Comparison of the genomes of human and mouse lays the foundation of genome zoology.
Emes RD., Goodstadt L., Winter EE., Ponting CP.
The extensive similarities between the genomes of human and model organisms are the foundation of much of modern biology, with model organism experimentation permitting valuable insights into biological function and the aetiology of human disease. In contrast, differences among genomes have received less attention. Yet these can be expected to govern the physiological and morphological distinctions apparent among species, especially if such differences are the result of evolutionary adaptation. A recent comparison of the draft sequences of mouse and human genomes has shed light on the selective forces that have predominated in their recent evolutionary histories.
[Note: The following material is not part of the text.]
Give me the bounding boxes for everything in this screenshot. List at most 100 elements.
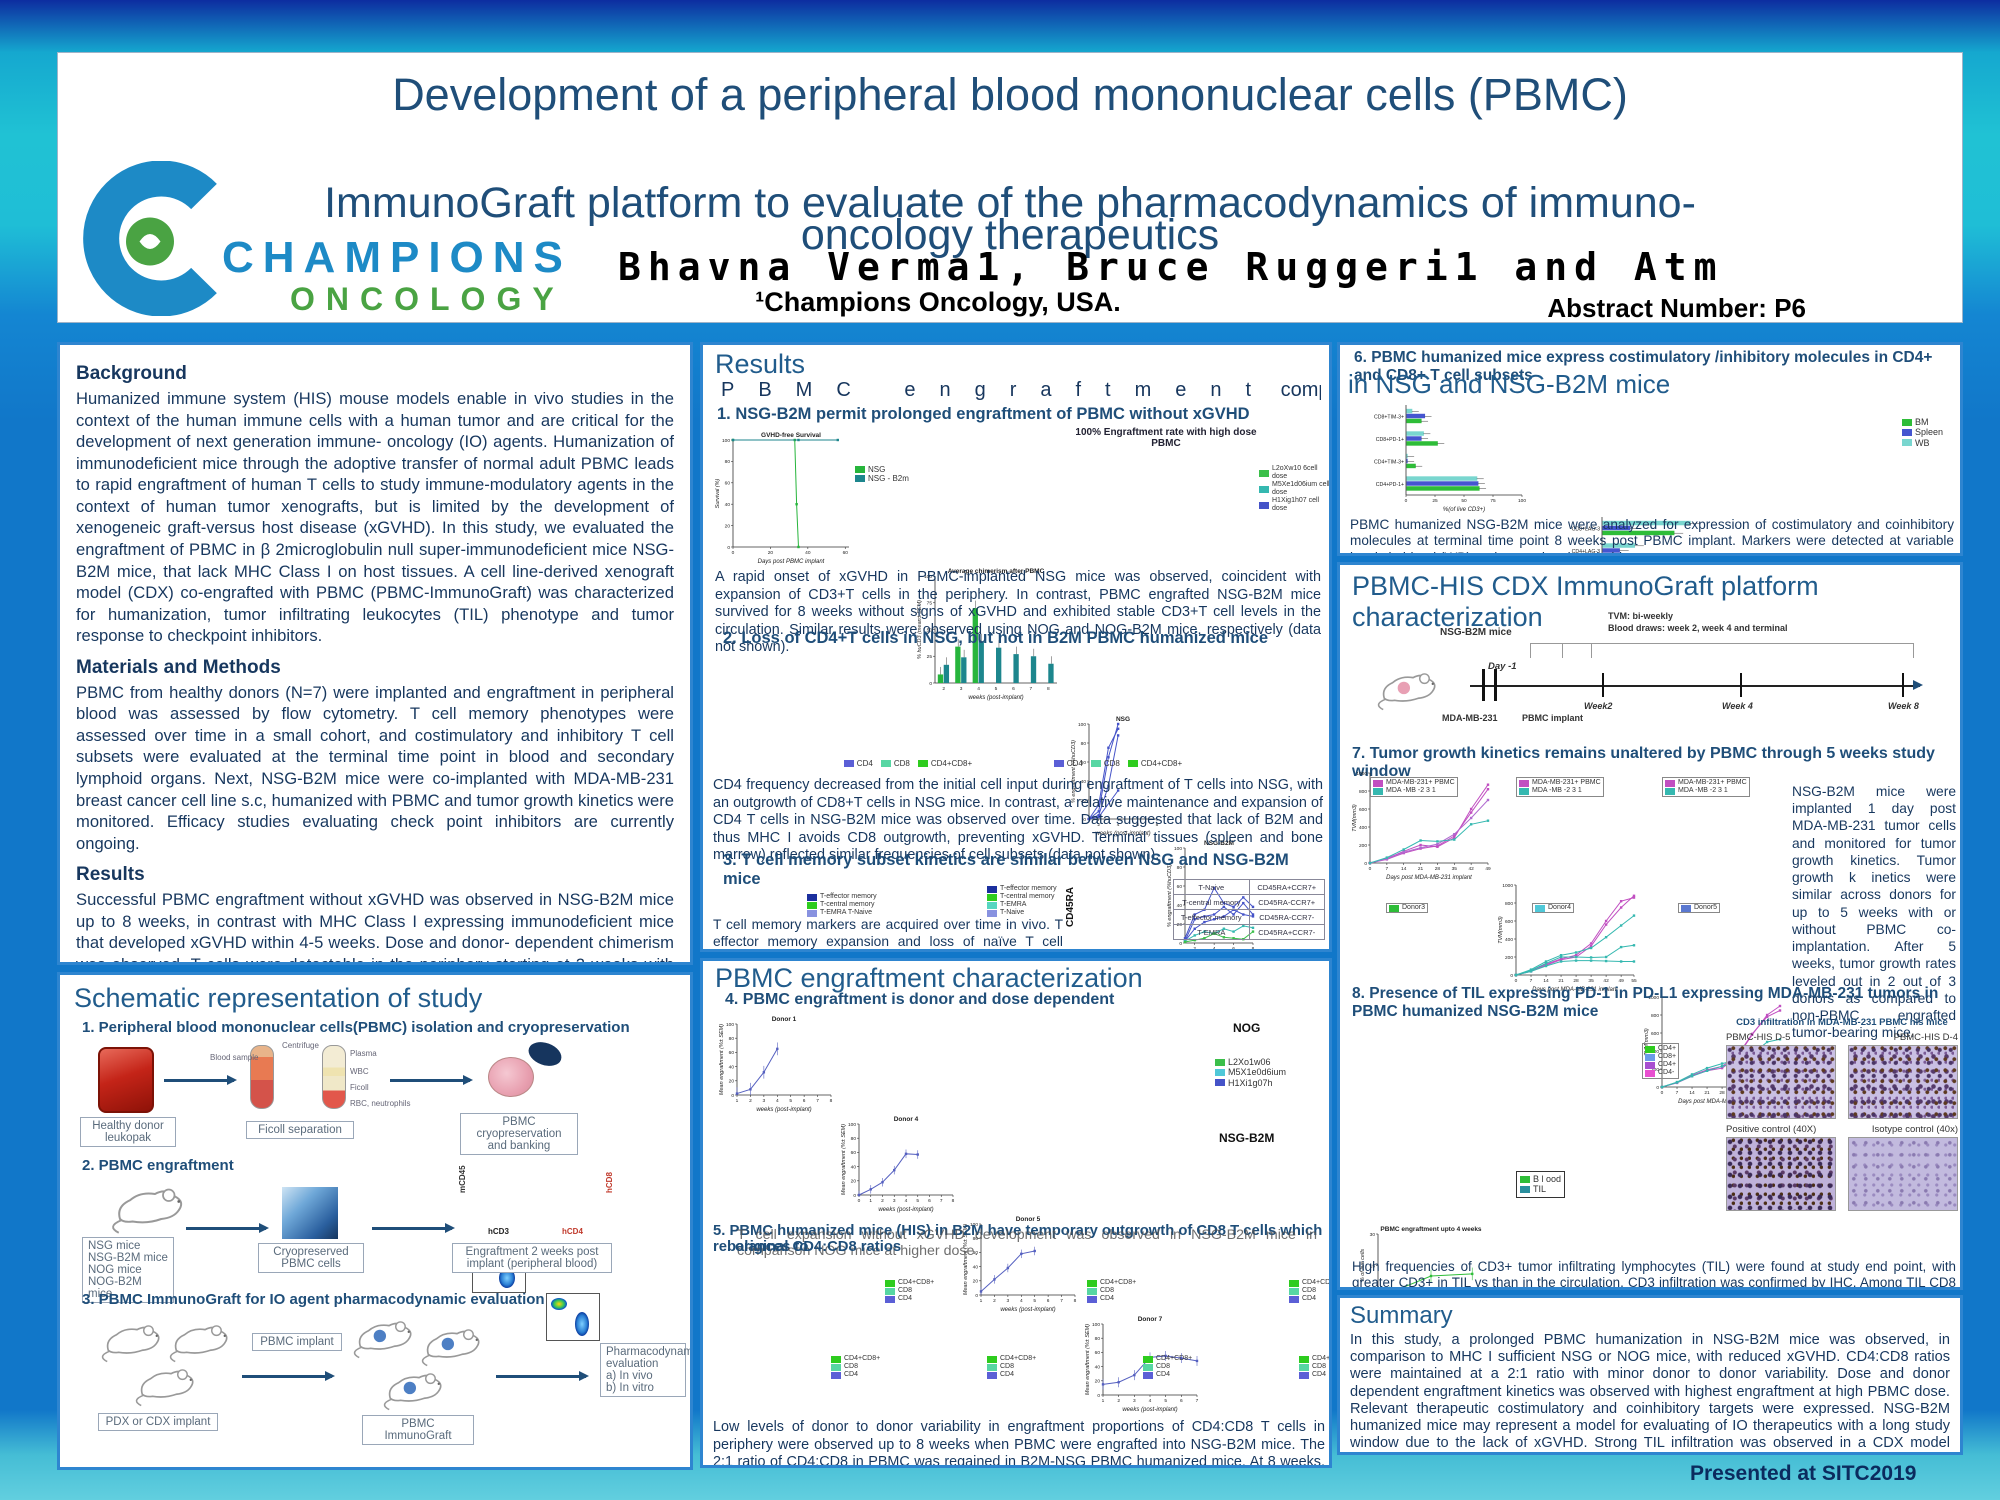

In particular, mouse-specific clusters of homologues associated with roles in reproduction, immunity and host defence appear to be under diversifying positive selective pressure, as indicated by high ratios of non-synonymous to synonymous substitution rates. These clusters are also frequently punctuated by homologous pseudogenes. They thus have experienced numerous gene death, as well as gene birth, events. These regions appear, therefore, to have borne the brunt of adaptive evolution that underlies physiological and behavioural innovation in mice. We predict that the availability of numerous animal genomes will give rise to a new field of genome zoology in which differences in animal physiology and ethology are illuminated by the study of genomic sequence variations.